Mais où peut bien se planquer ce c****** de Tom B. (mon proprio, ndlr)!
Comme-de-par-hasard, dès qu'il y a un pépin, monsieur se fait la malle et disparaît pendant une semaine (voir plus). Puis il réapparaît comme une fleure pour récupérer le chèque du loyer.
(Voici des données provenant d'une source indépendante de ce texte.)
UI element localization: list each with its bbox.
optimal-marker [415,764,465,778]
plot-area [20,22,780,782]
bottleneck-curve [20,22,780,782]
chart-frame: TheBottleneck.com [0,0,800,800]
La classe.
Alors moi je dis STOP!
Le lavabo bouché, soit.
La douche qui fuit, ça passe encore.
Le froid de canard, on fait aller.
L'internet capricieux, bon.
La cuisine en décomposition, passons.
Mais les pannes d'électricité! Non!
Non pas que je me fatigue de cette ambiance bohème, si délicieuse dans les livres et les chansons, mais bon... Disons que c'est plus fun dans un roman. C'est pas chez nous, c'est chez les autres, et puis c'est mieux écrit. Parce que si mes blackout étaient couchés sur papier ça tirerait plus vers le roman de gare que vers le Paul Auster.
Damn!
Et pendant ce temps là, entre 23rd et 22nd sur la 10th ave, Deux françaises se vautrent à coeur joie dans le "chocolate fudge" et le charme rétro d'un dîner chromé . Plus dure sera la chute... Profitez bien des lumières qui clignotent, les filles, parce qu'en rentrant ce sera "lampe torche party".
Heureusement que j'ai mes bons vieux Hockey players from Quebec! On s'ennuie pas avec eux. Je rigole toute seule dans mon carré d'open space... Je pense définitivement que mes collègues me prennent pour une dingue. Déjà que c'est à peine s'il comprennent ce que je leur raconte (is my English that bad?), mais s'il m'entendent en plus rigoler toute seule derrière ma cloison en contre-plaqué...
Je vais faire comme les Hammish de Time Square. Je vais virer fanatique, terminer toutes mes phrases par "God ceci, God celà" et suspendre des bondieuseries un peu partout chez moi. Peut-être que la mystification de l'ambiance influera sur les flux électriques... Mouais.
Peut-être que ça fera flipper Tom et qu'il se décidera à réparer avant que j'envahisse la baraque de cierges... Ca se tente.
En attendant le jugement dernier, je vous laisse là pauvres pécheurs.